NetJets Europe is poised to shake up the regional business jet scene with a move into aircraft management, and its plans to quickly expand this new operation to cover a sizable number of aircraft may well startle some of Europe’s existing management operations.
“We already have an executive jet management scheme in the United States,” said Eric Connor, chairman and CEO, NetJets Europe “and now we are starting one in Europe because there’s a demand for it.
“For the first 12 months, we will use the NetJets Europe AOC [air operator certificate] and then transition to a new operation, probably based in the U.K. with an expanded range of aircraft. We already manage more aircraft than anyone else, and so the new business complements what we are doing and provides us with supplemental lift, and more income,” added NetJets Europe’s top executive during the 12th annual European Business Aviation Convention and Exhibition this week in Geneva.
“We are not looking to take on smaller aircraft,” he continued, “unless they were part of a portfolio. So for example we would be interested in a Hawker 800 but not a Hawker 400.”
The fleet numbers that Connor is talking about are ambitious. “There are European management operators with between 40 and 80 aircraft,” he said, “and we would expect to get to that sort of size relatively quickly. We are already talking to several people for the startup.”
The new managed aircraft are not a way to expand the overall fleet, said Connor. “That is not the intent. We are still buying aircraft on the basis that 50% of new orders are for replacement and 50% are for growth. We have announced deals withand , and those orders are proceeding on that basis. We don’t need managed aircraft to expand the fleet nor is it about plugging any geographical holes; our aircraft are already everywhere there is demand.”
“The contribution we are looking for,” he continued, “is a positive net margin, increased economies of scale with third-party suppliers and an added benefit for our fractional owners.”

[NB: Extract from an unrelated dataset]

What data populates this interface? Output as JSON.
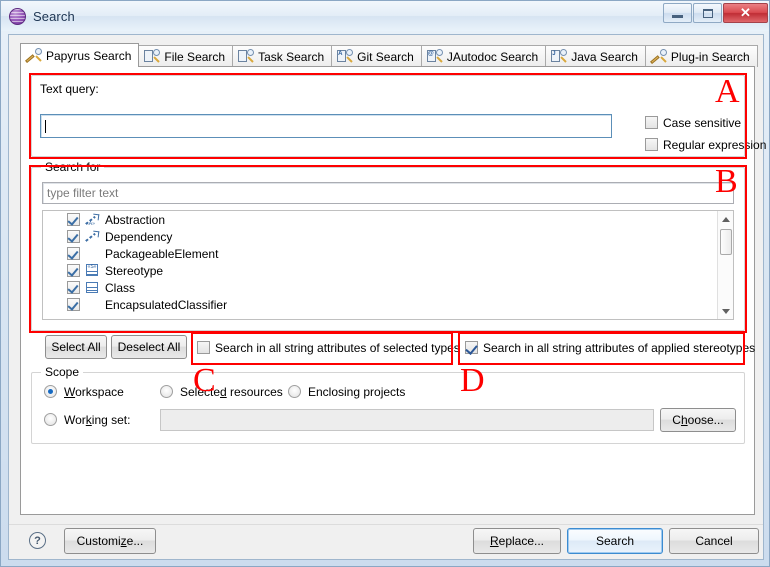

Connor says that NetJets Europe’s figures for last year showed a strong first six months, followed by a softening of demand from July and August onward. He expects 2012 to show a similar pattern. “Demand for large aircraft is strong and growing. Medium cabins are stable and the light jet sector is soft. Add it all together and the net result is zero. Our owners are flying more, but card holders are flying less. So business use continues, while leisure flying is down. The market is flat.”
“The recovery was two years away in 2009 and it’s still two years away in 2012,” noted Connor. “The economic factors in Europe mitigate against much growth, but in Turkey, in the Middle East things are very positive; we are seeing increasing demand from Africa. Also, although it’s growing from a low base, demand in Eastern Europe is now outstripping Western Europe.”